The Tax Cuts and Jobs Act near passage in Congress will allow the continued growth of American wind energy, and the investment, jobs, and other economic benefits it brings to rural communities. The bill to be voted on later this week preserves the orderly phase-out through 2019 of wind energy tax credits, ensuring stability for American factories that build wind turbines, and investors who back new wind farms.
“We are grateful to our champions in Congress for their work to craft a pro-business tax reform bill that will continue the success story of American wind power,” said Tom Kiernan, CEO of the American Wind Energy Association. “The bill respects the 2015 bipartisan phase-out, preserving through 2019 the Production Tax Credit and Investment Tax Credit, which the wind industry uses to access capital and invest in U.S. infrastructure. We also recognize improvements made to the new Base Erosion Anti-Abuse Tax to enable continued investment. We deeply appreciate the work of Members of Congress who stood up for wind workers and rural America, and look forward to continuing our work with these Congressional champions as we deliver more factory orders, construction contracts, and jobs.”

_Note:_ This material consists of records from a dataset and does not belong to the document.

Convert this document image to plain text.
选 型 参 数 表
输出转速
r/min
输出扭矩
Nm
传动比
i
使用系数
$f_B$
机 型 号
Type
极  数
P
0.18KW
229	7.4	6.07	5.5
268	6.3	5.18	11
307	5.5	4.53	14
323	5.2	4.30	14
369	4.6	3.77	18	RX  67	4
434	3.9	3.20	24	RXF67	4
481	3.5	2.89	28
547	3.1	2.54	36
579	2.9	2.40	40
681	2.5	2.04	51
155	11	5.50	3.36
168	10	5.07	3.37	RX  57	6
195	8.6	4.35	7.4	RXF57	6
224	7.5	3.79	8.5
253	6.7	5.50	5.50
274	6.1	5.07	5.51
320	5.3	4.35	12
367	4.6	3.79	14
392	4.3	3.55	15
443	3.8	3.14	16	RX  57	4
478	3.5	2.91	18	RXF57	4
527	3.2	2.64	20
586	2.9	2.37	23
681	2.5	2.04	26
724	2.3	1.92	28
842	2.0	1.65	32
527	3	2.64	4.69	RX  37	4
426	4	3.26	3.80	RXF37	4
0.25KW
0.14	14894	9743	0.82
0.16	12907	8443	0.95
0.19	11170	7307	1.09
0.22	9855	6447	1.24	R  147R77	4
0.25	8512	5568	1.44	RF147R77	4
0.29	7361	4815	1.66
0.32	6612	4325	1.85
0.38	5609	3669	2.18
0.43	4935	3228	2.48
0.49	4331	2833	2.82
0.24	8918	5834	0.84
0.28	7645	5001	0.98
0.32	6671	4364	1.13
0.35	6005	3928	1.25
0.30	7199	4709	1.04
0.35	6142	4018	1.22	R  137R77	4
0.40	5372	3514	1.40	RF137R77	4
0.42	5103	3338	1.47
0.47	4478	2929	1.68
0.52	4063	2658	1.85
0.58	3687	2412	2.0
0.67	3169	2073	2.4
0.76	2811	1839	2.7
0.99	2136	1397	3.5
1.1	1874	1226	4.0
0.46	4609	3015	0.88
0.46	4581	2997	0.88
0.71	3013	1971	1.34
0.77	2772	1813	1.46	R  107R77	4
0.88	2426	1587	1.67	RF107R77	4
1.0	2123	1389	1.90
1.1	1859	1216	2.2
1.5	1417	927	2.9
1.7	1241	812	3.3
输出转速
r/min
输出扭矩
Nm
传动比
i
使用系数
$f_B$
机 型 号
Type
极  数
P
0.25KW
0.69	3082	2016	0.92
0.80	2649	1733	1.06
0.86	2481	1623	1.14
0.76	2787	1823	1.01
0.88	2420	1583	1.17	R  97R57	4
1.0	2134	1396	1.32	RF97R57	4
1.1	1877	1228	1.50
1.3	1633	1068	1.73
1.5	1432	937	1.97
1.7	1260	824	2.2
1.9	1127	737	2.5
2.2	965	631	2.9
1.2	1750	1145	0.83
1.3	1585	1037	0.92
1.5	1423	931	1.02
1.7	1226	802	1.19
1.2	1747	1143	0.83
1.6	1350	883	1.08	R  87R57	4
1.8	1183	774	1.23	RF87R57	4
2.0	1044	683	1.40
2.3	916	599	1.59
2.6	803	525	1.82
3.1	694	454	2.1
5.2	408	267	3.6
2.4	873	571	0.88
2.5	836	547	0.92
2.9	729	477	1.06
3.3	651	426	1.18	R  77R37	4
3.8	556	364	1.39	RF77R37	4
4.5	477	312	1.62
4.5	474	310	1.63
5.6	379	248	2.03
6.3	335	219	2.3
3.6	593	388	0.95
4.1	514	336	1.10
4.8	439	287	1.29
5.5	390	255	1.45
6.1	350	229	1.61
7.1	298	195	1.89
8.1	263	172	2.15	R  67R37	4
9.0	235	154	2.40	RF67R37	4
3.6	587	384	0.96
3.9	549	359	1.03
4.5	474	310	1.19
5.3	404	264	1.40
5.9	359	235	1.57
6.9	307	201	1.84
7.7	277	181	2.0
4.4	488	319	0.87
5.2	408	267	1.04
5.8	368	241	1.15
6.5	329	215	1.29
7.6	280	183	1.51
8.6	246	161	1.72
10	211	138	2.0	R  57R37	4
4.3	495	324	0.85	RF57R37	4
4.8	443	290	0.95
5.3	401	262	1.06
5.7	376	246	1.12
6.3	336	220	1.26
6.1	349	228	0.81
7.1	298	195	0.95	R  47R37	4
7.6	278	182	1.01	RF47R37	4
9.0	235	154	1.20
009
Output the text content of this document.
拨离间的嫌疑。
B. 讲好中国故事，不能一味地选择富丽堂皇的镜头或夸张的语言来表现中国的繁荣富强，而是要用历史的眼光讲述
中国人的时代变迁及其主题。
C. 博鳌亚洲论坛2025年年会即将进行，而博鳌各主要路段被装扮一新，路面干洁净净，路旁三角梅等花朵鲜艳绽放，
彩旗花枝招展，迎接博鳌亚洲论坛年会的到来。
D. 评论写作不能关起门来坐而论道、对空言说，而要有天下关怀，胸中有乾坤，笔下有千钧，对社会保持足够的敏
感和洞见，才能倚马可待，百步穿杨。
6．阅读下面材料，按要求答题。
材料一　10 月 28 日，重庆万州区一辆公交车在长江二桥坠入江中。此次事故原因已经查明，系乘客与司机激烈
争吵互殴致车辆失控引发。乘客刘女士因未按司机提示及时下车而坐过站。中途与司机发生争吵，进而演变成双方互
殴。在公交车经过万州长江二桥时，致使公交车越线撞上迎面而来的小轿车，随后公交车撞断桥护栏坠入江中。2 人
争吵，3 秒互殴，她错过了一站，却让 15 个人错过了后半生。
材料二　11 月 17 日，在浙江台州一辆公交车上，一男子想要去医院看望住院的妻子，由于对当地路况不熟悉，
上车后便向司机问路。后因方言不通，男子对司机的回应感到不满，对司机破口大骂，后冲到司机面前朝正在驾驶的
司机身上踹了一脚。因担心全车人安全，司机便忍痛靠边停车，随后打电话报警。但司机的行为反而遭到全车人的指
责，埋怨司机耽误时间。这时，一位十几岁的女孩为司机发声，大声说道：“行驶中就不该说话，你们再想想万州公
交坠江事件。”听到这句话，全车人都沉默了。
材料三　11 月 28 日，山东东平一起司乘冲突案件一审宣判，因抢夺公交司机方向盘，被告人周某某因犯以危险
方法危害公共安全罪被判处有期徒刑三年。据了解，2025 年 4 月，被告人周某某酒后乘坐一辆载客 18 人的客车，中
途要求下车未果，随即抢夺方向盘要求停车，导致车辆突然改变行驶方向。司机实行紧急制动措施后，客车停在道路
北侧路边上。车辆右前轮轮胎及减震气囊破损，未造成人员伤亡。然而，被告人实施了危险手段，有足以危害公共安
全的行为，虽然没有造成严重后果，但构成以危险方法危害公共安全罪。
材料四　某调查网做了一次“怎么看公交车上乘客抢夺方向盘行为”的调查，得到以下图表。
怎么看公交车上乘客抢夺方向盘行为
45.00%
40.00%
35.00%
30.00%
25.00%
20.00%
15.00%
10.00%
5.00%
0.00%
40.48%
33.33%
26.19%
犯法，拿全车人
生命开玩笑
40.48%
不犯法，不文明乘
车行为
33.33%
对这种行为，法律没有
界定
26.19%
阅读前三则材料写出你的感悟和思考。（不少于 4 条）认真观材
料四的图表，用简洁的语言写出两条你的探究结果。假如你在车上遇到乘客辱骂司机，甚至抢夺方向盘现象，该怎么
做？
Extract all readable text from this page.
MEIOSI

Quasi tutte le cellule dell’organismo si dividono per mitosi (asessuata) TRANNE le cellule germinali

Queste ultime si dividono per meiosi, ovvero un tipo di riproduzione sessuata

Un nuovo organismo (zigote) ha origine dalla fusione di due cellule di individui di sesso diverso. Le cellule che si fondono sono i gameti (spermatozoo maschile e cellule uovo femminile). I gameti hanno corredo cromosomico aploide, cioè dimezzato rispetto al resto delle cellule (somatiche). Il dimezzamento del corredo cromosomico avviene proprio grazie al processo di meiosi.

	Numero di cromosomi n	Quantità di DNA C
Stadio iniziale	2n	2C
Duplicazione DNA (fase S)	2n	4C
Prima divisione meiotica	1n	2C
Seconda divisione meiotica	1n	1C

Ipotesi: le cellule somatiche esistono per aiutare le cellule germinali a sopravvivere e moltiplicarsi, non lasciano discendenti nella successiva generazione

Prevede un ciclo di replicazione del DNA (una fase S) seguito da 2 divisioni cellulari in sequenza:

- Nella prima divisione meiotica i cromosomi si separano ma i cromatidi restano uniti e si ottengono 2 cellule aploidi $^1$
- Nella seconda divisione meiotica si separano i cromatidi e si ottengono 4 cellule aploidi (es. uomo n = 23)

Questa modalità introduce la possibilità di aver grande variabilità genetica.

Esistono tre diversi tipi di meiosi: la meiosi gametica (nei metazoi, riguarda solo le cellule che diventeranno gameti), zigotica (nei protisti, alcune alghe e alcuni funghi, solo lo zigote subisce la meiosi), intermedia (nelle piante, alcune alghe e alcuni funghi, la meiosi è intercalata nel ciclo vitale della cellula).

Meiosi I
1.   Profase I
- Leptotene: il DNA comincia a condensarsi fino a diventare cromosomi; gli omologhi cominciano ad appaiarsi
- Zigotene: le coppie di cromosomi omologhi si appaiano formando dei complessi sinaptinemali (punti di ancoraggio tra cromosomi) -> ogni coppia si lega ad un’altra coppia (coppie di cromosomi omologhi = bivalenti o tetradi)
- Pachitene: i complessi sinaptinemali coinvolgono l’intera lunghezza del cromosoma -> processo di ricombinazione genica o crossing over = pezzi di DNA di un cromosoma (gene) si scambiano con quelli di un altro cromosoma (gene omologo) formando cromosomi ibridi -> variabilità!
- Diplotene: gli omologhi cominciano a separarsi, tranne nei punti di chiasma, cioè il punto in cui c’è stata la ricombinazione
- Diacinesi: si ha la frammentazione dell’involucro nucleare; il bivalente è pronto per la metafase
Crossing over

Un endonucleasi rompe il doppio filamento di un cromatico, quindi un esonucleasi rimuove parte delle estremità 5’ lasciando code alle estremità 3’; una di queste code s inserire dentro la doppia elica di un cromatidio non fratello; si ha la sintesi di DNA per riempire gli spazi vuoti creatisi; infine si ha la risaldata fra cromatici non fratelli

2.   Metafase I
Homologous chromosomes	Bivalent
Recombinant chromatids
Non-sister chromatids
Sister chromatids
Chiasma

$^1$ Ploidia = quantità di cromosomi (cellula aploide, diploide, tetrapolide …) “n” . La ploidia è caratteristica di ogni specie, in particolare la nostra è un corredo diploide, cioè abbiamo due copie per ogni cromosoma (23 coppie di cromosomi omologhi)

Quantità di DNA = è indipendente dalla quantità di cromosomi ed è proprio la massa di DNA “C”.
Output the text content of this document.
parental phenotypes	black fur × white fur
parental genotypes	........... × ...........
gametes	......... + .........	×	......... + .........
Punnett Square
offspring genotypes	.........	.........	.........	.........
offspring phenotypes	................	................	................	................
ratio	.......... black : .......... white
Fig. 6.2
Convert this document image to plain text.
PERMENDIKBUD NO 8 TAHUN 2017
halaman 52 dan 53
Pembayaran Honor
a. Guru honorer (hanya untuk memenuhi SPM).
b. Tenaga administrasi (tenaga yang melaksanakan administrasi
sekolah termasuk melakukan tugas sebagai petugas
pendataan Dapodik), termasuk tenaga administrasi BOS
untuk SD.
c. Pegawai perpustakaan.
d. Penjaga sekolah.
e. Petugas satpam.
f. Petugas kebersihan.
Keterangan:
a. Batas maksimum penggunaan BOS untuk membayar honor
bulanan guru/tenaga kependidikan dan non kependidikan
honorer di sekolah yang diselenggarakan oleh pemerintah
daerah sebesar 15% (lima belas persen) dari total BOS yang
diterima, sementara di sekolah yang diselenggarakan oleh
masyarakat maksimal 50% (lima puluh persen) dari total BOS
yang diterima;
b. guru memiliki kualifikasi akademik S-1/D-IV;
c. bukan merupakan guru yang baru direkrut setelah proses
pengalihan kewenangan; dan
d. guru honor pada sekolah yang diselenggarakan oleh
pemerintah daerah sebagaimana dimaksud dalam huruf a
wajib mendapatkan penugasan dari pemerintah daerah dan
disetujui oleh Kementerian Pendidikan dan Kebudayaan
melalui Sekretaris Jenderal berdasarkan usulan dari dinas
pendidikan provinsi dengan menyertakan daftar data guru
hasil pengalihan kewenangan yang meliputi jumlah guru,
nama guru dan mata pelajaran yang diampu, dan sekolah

The final tax reform package honors the PATH Act of 2015, which provided for a gradual phase-out of the tax credits through 2019. The predicable phase-out is expected to unleash $85 billion in economic activity and create nearly 50,000 new wind jobs by 2020, according to Navigant Consulting. Numerous trends are expected to drive further wind power adoption into the 2020s.
Jobs in the wind energy sector grew nine times faster than in the overall economy in 2016, and wind turbine technician is one of the fastest-growing jobs in America, 2016-2026. Over 500 American factories in 41 states manufacture parts for the supply chain, and farming communities across the heartland host wind turbines as a drought-proof cash crop.